Like any other type of fraud, mail and wire fraud are federal crimes. United States Code: Title 18, 1341 makes it a crime for anybody to use the U.S. mail to defraud another person. Two requirements are necessary for someone to be found guilty of this offense:

  • The person must have knowingly and willfully devised a scheme to defraud
  • The person used the U.S. postal service to accomplish this scheme

Wire fraud is defined by U.S. Code: Title 18, 1343 as a crime if someone devises or intends to devise a scheme or trick to defraud another person to obtain money or property using wire, radio, the Internet or television communication in interstate or foreign commerce. Fax machines and computers (sending emails) are included under this statute as wire fraud communication devices.

Experienced Mail and Wire Fraud Attorney

Attorney David M. Dudley has a wealth of experience in successfully defending clients against charges of mail and wire fraud. As an example, one of his clients, a lawyer, was indicted for mail and wire fraud after he filed an insurance claim, requesting he be reimbursed for his yacht, which had been destroyed by pirates in the Mediterranean Sea. A jury found him guilty.

When it came time for the client to be sentenced, he hired Mr. Dudley. After a series of legal actions by both Mr. Dudley and the Court, a court of appeals reversed a sentence filed against the defendant. He was then resentenced to serve a greatly reduced prison term than was originally set.
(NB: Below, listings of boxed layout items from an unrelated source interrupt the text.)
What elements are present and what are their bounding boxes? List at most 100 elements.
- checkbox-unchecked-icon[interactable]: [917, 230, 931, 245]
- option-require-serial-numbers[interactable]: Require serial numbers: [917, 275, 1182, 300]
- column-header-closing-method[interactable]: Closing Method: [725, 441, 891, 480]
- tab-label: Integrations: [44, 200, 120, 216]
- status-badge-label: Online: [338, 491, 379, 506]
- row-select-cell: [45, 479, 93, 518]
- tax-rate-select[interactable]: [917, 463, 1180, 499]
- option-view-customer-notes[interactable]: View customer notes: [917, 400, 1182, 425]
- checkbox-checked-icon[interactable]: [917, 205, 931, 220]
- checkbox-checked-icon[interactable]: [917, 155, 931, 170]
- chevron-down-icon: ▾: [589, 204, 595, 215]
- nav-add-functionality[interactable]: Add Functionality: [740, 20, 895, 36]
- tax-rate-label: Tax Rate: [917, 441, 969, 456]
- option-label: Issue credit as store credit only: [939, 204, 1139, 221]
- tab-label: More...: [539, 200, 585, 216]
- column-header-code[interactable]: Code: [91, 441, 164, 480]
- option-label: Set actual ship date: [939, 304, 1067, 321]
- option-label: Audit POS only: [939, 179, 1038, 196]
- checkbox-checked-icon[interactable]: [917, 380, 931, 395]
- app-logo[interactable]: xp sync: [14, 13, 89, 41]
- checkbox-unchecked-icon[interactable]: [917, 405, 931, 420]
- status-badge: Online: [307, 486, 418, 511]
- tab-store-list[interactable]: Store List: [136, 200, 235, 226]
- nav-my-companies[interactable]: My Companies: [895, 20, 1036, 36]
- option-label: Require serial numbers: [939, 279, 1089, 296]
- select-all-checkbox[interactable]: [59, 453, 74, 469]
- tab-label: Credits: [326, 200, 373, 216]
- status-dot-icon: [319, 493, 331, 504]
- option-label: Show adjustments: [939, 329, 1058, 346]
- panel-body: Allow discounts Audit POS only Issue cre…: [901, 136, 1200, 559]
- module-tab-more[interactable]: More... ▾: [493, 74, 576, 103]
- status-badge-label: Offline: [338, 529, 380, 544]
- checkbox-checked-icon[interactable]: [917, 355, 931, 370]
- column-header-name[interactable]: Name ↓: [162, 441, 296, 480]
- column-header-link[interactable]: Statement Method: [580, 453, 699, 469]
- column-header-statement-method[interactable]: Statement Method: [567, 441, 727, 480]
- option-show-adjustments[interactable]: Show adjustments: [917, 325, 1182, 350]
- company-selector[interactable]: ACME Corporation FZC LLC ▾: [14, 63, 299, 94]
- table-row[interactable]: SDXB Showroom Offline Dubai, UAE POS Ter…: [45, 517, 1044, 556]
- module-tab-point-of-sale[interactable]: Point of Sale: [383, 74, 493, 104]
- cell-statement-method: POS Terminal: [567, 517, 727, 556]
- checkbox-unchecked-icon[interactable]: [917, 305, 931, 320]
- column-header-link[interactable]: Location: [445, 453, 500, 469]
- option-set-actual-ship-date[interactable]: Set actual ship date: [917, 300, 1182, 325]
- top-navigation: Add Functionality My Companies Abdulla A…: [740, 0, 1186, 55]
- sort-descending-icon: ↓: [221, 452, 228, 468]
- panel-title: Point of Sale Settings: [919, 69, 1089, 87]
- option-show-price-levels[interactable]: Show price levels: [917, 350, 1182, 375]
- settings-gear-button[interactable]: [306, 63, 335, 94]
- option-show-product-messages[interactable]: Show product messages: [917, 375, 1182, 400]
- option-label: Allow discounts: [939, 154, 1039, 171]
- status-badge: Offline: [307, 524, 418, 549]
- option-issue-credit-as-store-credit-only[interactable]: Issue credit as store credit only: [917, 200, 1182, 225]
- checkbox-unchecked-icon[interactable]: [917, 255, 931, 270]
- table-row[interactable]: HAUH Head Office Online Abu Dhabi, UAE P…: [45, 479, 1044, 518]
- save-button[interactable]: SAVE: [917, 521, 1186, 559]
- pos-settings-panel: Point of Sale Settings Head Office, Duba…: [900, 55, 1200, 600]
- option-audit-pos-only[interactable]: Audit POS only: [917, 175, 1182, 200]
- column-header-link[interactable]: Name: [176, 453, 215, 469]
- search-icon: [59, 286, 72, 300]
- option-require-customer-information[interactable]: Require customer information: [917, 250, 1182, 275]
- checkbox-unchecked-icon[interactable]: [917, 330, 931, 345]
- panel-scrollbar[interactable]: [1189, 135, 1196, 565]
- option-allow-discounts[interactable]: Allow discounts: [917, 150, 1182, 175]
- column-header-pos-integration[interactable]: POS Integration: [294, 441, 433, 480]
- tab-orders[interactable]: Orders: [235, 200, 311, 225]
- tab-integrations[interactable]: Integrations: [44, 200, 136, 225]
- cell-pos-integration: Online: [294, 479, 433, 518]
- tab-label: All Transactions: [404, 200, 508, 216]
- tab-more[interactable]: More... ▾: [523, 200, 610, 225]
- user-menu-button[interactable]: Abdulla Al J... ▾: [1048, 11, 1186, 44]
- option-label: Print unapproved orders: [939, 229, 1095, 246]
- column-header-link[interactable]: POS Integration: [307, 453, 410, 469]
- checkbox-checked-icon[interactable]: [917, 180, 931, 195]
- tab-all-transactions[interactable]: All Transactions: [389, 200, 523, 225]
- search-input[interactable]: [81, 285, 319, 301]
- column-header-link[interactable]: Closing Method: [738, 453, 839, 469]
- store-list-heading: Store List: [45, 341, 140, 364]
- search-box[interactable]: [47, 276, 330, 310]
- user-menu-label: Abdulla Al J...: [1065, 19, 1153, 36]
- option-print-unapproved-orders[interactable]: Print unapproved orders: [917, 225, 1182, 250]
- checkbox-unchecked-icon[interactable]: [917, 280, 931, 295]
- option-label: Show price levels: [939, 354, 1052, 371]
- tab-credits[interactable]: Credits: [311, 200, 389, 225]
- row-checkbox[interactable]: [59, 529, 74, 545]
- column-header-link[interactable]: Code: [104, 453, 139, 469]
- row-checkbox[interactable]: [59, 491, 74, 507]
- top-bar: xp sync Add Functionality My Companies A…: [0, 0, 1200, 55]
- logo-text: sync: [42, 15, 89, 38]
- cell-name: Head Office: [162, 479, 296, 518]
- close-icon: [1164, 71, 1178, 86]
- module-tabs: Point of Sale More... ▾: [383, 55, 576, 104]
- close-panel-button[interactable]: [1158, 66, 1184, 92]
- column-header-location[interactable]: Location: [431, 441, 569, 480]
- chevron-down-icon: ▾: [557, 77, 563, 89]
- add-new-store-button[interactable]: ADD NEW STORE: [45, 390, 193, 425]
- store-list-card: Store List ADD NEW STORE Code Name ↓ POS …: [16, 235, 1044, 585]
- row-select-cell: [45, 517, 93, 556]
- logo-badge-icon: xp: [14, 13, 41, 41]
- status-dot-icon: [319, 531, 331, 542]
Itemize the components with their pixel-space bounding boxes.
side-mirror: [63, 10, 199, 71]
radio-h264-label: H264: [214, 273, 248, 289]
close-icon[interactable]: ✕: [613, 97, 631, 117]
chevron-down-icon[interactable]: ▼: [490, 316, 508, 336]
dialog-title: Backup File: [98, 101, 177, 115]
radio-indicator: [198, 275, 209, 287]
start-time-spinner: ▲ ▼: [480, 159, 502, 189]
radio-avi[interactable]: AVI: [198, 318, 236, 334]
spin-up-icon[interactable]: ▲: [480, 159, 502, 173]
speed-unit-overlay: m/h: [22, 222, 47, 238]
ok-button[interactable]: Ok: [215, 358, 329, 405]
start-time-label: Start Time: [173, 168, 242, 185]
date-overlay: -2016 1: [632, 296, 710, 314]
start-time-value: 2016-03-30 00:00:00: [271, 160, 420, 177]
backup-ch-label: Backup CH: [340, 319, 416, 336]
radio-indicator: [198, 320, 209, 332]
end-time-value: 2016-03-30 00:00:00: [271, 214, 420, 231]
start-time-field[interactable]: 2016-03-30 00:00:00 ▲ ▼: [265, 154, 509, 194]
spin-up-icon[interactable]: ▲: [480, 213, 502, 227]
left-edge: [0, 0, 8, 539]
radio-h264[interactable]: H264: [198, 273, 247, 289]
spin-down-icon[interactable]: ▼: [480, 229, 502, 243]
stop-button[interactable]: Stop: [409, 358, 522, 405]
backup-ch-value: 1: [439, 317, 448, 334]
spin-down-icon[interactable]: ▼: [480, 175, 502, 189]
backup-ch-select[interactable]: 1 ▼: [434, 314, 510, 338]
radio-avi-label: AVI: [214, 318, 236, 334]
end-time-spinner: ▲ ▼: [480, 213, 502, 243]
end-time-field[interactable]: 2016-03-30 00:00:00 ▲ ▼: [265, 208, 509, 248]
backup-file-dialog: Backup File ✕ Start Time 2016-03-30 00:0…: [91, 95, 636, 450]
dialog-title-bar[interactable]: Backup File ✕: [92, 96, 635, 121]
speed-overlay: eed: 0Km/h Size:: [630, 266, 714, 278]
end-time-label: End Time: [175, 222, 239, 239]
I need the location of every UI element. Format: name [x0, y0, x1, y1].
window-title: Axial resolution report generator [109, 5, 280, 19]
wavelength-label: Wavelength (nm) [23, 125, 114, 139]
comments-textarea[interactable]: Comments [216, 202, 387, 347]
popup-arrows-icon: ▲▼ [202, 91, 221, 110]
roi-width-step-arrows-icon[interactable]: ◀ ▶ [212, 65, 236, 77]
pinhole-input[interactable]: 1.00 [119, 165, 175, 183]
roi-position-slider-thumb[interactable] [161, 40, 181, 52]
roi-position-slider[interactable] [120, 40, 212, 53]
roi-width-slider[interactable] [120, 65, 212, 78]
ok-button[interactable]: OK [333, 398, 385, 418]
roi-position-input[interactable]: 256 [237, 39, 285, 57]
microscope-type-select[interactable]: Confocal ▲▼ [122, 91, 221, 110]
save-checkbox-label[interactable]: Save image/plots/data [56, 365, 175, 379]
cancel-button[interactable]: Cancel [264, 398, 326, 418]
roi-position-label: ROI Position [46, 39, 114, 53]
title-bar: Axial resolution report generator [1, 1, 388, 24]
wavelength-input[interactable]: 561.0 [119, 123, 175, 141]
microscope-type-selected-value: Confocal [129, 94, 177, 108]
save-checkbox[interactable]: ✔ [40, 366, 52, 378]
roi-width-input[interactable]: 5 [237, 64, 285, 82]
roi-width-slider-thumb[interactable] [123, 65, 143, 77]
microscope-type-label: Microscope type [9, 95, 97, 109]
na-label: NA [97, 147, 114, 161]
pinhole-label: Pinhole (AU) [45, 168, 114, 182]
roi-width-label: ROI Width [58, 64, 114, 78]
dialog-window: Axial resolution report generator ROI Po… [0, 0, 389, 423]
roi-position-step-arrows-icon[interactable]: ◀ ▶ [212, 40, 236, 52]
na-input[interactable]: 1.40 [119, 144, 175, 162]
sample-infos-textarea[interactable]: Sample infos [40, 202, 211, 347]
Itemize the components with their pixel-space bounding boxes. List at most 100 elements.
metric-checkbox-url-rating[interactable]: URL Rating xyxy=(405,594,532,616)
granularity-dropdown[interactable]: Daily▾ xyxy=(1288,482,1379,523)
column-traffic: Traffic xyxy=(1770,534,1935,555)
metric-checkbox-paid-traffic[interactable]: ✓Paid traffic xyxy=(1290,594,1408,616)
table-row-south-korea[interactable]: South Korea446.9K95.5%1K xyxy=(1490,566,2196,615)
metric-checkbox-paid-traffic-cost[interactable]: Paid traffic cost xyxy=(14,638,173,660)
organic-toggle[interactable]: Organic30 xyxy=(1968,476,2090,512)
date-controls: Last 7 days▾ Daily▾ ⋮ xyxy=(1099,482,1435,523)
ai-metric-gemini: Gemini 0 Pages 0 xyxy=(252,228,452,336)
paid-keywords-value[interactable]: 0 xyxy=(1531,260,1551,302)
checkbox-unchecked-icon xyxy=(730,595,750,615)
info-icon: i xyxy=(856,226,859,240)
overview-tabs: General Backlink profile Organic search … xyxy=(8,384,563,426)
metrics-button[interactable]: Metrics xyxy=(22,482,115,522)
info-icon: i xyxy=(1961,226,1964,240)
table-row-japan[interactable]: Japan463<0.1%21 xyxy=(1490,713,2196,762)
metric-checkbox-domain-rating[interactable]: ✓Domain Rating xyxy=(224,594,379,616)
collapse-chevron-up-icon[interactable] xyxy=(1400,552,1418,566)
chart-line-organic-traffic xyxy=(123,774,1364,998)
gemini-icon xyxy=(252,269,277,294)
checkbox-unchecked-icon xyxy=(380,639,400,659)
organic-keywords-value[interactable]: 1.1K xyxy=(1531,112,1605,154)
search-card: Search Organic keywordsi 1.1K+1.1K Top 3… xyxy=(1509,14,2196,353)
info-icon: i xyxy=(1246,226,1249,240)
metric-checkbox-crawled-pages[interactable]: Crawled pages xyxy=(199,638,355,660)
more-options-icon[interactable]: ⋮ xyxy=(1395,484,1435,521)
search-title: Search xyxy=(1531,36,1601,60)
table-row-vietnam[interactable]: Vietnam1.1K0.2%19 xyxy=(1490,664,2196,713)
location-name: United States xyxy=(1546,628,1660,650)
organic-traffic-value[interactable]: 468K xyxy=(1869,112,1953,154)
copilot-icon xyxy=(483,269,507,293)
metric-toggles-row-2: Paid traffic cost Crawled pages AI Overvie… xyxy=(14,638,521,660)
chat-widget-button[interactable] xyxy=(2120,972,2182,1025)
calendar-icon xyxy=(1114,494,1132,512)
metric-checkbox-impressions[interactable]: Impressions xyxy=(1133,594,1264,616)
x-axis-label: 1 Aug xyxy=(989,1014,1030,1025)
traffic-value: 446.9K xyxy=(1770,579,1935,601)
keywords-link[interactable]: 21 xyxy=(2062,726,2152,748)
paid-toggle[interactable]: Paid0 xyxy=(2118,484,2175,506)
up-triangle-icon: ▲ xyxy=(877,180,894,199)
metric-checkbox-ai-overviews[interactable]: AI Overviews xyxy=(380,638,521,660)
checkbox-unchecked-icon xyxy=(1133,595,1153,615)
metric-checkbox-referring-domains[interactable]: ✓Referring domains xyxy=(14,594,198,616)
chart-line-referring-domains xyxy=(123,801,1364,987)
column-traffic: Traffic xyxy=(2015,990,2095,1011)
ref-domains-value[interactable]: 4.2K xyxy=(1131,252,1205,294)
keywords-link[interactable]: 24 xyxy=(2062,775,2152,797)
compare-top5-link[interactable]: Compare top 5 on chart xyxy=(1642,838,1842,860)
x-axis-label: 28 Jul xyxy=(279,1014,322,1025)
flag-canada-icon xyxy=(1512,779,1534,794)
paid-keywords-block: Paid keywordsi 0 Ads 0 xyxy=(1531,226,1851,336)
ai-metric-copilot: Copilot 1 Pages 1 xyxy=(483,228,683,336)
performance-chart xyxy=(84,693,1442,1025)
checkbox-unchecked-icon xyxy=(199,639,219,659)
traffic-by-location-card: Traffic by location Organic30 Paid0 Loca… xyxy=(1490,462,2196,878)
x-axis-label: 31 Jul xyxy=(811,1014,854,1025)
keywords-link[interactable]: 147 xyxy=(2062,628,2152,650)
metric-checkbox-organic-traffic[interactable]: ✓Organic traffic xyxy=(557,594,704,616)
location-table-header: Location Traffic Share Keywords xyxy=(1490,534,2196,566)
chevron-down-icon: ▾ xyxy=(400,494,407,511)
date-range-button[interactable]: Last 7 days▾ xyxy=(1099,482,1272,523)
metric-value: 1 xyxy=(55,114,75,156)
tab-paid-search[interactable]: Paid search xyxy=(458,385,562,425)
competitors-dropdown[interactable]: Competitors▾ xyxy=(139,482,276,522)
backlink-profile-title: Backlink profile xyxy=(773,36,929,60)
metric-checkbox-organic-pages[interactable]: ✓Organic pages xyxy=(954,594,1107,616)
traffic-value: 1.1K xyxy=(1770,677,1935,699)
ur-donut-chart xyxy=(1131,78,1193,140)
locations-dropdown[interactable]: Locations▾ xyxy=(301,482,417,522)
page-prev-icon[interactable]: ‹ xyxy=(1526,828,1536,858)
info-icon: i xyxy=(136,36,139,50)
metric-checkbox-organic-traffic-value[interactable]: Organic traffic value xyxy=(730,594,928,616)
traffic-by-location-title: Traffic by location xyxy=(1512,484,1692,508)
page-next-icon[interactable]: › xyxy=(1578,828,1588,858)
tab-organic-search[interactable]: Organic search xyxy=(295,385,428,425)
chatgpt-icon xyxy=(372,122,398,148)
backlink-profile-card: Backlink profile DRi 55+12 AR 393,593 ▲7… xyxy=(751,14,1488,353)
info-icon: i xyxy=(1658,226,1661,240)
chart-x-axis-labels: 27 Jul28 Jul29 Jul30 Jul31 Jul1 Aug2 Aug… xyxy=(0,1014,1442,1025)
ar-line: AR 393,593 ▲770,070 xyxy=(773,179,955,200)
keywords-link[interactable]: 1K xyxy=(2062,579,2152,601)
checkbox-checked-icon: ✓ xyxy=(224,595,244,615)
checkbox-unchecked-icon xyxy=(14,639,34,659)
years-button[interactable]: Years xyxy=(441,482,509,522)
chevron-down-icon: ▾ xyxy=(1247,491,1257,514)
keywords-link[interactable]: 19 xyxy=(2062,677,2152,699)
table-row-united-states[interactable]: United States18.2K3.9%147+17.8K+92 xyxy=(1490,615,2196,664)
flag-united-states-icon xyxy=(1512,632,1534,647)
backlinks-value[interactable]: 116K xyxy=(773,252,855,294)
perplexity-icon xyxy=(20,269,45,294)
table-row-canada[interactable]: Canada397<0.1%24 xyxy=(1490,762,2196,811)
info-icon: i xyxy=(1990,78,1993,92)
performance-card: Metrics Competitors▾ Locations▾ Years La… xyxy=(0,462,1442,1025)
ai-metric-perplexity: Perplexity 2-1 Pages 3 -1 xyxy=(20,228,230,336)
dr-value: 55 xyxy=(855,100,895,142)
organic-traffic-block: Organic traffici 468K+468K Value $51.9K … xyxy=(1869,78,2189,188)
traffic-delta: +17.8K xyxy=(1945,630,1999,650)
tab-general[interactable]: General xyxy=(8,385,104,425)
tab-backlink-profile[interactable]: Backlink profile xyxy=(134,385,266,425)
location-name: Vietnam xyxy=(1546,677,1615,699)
If you are facing mail and wire fraud charges, it is important that you hire an experienced and skilled mail and wire fraud attorney. Mr. Dudley has handled numerous cases involving fraud and has successfully helped to minimize many people's sentences. To schedule a consultation, contact Mr. Dudley today.

Selected Case Results: Mail and Wire Fraud

  • U.S. v. R.D.: An attorney was indicted for mail and wire fraud in federal court after filing an insurance claim for his yacht which he claimed had been destroyed by pirates in the Mediterranean Sea. Convicted at trial, the defendant hired Mr. Dudley for sentencing. At the sentencing hearing, Attorney Dudley persuaded the court to impose a prison term significantly less than that which both the government and the PSR had recommended. In the process, however, the court rejected the defense contention that a two-point upward guideline adjustment did not apply. The court of appeals later agreed with that argument and REVERSED the defendant's sentence. A subsequent resentencing resulted in the defendant's prison term being reduced.
  • U.S. v. R.Y.: While directing a telemarketing operation, the defendant sold worthless art to consumers under false pretenses. According to the federal government, which indicted him for mail and wire fraud, the defendant's conduct cost his victims over $7,000,000. After negotiating a plea agreement which held him accountable for several million dollars less than that, the defense persuaded the district court to impose a sentence of 60 months, a term far lower than that which he was originally facing.